God, everyone gets in on the old game of chummying up to customer. Marketing come out their academic 'target segment' shells, customer services say what's really the problem, R&D talk willingly about joint NPI and customer needs to customer R&D and cheif executives get to reside over the whole thing without having the vaneer of sales management distroting the information flow in a selfserving way.

How does the key sales process 'translate' into intimate marketing then? that is the Prospecting, developing, pitching, closing and retaining cycle?

Prospecting: the whole company becomes the eyes and ears. Lost customers take on a new prominence and lost potential deals get re-examined without the sales management filter. New cutomer enquiries are treated like diamonds falling from heaven in "joined up marketing" integrated to sales and customer services. Other functions go out and meet other companies in the industry or target segment and start chin-wagging. S&M people start going to R&D conferences as participants out of their suits! R&D people start manning booths at trade shows...

Soon new customers get the feeling that the whole company cares about getting their business because they met someone who wasn't tell-selling them!

Developing, Pitching, converting: this becomes the multi level task groups which organise resources about the key meetings which will happen. Small, intimate events for less than 100 participants are organised by the PMs to channel in several potential customers. Then a focused effort of mulit-level detective work is swung into action to deliver the key intelligence on customer needs and behaviour which will inform the pitch. The pitch is done at the appropriate management level, with those delivering in the selling company attending ie. every point of influential touch with the customer is mirrored in the conversion group.
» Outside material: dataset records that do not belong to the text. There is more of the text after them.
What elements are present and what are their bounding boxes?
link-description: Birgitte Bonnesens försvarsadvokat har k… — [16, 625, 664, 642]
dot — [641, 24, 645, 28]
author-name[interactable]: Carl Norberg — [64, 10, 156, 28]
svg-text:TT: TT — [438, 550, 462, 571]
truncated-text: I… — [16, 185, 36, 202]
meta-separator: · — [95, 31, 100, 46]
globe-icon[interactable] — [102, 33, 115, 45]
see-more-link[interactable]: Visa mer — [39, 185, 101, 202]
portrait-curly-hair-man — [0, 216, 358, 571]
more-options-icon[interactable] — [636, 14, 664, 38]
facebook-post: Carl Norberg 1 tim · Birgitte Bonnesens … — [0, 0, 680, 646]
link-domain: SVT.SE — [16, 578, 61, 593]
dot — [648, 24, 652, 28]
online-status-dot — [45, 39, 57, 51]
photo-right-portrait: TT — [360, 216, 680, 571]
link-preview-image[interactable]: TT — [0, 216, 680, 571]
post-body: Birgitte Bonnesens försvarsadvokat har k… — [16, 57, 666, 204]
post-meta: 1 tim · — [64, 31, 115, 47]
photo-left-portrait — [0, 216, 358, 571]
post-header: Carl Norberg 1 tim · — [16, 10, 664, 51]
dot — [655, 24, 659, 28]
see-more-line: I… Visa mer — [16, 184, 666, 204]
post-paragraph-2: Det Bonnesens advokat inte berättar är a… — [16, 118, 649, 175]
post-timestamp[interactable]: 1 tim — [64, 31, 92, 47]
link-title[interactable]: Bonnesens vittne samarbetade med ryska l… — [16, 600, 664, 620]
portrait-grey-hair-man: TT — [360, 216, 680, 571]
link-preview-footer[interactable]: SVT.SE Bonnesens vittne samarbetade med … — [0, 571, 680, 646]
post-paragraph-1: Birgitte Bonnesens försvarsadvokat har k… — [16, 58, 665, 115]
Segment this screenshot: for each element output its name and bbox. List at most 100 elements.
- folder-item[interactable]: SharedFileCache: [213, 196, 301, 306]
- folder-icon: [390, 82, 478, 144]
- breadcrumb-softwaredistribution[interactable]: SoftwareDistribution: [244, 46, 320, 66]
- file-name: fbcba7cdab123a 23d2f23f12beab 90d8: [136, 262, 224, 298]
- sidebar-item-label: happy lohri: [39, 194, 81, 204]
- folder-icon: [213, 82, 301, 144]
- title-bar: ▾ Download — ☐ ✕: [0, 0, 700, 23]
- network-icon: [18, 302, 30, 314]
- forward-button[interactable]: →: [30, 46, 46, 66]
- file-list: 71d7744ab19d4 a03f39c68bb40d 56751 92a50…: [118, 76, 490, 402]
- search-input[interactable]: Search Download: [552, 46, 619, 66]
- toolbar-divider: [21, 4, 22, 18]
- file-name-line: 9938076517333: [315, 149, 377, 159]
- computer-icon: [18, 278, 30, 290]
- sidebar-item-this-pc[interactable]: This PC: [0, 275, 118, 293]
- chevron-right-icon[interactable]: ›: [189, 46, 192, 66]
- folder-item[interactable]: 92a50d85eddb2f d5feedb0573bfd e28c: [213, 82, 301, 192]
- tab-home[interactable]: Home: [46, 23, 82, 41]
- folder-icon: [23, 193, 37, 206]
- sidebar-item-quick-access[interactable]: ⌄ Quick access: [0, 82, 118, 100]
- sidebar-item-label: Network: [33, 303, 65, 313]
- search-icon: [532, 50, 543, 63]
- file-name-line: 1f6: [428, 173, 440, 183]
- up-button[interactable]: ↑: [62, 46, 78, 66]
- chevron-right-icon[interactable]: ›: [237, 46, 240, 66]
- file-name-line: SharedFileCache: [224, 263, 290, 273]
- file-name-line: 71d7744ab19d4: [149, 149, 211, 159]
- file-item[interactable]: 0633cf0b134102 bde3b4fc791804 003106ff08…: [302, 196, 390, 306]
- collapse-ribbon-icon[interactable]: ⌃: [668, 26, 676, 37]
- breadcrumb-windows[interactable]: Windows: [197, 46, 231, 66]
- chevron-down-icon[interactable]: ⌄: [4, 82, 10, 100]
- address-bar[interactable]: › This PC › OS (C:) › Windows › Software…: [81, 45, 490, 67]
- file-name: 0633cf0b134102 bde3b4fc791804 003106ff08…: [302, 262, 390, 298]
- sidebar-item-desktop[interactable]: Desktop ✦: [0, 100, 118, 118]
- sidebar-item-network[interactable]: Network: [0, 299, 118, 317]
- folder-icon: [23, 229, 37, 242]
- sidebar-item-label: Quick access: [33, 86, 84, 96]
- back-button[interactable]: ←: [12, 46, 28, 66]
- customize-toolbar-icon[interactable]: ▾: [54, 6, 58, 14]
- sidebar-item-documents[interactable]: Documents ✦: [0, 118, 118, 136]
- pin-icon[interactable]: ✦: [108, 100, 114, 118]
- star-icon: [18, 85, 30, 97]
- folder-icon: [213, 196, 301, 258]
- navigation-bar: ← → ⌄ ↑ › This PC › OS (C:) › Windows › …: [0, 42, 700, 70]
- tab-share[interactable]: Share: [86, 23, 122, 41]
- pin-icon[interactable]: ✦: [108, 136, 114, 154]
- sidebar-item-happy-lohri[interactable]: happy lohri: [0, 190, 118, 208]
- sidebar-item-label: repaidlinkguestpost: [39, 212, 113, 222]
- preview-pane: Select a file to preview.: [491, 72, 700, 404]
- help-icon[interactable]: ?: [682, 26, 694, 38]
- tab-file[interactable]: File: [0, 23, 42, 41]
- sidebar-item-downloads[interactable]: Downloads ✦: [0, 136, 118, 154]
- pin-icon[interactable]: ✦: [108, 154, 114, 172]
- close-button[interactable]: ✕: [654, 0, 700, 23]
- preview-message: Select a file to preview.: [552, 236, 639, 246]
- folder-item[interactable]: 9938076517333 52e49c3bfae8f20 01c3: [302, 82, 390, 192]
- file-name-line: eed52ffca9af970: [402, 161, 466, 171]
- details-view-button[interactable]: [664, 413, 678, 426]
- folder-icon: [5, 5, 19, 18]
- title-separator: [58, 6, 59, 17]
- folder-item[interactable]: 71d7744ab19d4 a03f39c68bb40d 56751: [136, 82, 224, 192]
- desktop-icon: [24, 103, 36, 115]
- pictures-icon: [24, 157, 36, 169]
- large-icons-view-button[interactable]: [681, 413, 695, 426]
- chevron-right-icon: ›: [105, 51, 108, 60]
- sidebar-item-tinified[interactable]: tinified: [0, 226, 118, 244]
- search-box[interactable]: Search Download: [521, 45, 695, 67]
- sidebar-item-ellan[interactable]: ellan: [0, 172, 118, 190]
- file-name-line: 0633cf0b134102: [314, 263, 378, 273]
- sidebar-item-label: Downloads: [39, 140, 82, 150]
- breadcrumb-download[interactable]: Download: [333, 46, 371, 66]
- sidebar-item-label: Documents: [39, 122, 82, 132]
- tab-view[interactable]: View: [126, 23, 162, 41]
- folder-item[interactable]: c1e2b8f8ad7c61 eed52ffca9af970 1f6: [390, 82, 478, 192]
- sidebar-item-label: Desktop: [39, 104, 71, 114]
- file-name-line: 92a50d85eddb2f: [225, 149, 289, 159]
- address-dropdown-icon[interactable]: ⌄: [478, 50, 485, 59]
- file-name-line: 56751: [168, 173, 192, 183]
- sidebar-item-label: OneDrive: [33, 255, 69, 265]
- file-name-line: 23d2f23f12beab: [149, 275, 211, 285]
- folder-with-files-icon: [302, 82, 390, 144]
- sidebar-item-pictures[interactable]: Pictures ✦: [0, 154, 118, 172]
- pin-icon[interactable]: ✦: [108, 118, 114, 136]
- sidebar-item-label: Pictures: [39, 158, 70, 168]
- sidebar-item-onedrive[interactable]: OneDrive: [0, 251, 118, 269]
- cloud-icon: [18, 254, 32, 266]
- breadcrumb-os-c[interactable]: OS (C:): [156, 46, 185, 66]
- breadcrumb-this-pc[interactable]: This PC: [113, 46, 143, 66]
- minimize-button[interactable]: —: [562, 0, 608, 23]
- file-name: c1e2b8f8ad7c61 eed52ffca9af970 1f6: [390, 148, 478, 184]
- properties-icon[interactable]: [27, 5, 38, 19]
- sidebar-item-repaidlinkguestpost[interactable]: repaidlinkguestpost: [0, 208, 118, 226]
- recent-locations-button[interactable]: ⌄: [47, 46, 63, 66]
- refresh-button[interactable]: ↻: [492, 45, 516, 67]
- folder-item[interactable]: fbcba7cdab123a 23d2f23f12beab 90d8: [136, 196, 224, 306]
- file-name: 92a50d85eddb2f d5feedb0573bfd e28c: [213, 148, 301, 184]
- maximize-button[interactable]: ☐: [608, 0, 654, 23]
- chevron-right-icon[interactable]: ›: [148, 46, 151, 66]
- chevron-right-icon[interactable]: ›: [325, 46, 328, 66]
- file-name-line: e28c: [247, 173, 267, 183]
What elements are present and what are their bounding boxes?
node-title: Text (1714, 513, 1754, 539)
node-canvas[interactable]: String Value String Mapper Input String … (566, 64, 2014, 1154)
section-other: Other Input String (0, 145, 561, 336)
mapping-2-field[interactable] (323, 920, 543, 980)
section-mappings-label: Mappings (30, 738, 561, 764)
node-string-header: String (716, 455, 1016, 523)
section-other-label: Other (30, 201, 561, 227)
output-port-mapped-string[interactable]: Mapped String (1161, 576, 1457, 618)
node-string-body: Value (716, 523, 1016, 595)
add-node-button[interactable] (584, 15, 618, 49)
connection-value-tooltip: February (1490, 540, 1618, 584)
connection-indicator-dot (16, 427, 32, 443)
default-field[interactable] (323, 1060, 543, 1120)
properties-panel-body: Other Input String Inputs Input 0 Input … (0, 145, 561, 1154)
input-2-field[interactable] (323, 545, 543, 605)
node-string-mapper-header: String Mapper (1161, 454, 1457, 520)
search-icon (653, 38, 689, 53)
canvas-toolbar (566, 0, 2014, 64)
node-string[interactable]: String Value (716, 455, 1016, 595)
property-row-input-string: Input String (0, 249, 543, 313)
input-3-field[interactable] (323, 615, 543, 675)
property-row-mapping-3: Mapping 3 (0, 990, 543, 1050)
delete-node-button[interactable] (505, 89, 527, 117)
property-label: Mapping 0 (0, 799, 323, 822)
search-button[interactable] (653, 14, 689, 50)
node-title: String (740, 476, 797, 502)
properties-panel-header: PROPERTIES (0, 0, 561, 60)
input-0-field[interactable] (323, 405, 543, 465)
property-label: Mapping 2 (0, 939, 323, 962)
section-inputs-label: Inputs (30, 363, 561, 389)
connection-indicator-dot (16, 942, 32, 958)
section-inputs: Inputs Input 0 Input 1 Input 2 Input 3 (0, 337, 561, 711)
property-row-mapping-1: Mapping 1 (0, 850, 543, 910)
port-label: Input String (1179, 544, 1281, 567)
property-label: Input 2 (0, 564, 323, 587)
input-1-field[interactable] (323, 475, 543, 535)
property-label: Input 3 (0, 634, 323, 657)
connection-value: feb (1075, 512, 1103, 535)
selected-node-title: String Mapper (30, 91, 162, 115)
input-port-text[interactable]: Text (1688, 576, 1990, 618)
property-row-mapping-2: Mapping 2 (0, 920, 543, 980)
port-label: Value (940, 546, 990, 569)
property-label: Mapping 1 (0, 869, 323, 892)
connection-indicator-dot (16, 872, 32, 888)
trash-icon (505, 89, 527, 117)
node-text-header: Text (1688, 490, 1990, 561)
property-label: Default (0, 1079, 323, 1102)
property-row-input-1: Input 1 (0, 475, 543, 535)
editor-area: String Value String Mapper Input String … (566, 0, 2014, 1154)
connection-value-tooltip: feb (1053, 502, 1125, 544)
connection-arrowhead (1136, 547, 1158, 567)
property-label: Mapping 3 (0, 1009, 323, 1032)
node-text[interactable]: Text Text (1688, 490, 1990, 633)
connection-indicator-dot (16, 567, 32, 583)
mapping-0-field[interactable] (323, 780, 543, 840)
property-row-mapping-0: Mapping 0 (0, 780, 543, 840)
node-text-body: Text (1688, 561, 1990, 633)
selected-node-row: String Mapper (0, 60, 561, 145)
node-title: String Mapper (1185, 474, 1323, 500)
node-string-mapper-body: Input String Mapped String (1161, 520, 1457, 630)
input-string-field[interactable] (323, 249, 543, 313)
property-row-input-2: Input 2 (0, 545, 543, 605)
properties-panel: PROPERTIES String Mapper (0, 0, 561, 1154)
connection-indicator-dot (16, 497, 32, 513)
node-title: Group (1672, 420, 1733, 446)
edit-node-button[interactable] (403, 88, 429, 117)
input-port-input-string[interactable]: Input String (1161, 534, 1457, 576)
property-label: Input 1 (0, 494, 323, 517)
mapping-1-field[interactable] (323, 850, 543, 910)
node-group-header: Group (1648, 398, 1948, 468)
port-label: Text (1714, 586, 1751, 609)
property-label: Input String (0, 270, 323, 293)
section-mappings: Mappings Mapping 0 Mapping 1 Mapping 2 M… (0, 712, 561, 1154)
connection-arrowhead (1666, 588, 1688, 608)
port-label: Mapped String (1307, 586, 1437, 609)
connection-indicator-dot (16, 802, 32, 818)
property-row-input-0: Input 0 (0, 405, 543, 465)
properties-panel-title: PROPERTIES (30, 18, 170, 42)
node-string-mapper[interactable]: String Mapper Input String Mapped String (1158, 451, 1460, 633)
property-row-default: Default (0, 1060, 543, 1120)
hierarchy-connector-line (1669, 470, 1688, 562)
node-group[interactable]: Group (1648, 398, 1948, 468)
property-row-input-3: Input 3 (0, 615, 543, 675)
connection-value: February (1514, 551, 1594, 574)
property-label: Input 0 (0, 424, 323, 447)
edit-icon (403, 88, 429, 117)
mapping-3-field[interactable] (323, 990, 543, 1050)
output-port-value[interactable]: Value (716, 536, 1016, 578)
Retaining : now by this time much of the work of retention is already done. No longer is it a sale driven by price and sales-filtered information. Compared to going through one sales repsonsible and their sales boss, the whole sale is probably on a shorter cycle to close. Also the resources are already lining up, and not stuck blind infront of the 'closed deal' from a suicide or volume based quote. True costs and implications of "resource alignment" at the vendor are much more accurately assessed and hidden costs or opportunities to bill for support services are aired and not swept away by the "close now" old fashioned sales channel.

Now traditional sales management hate all this...it takes away that deal doing, commission getting thrill and power from them. To begin with they think, hey great, I get those dossers in marketing to pay for my meetings...which is the trojan horse senior managerment and marketeers should use...support for customer group meetings with high value content for the attendees. When R&D turn up, the SMs get a little nervous. Customer services can be patronised away, but when PMs run the show then there can be outright war because the writing on the wall is KAM managed from HQ and not the field.

Intimate marketing is especially effective when introducing new products or technologies which will later take on a wider transaction market down the line. It is very worth doing to influence the opinion leaders and those inovators who have a high profile. The trickle down is good, and the initial sales or projects are of high value in either payment or later pay-back for the early "test marketing" and relationship building. In the self-same market for biotech-research tools, the best growing and stronest performing companies are using it with all their NPI and KAM work. There are many other B2B markets, (it's B2B which employs the most marketeers actually) for which this approach is very suitable.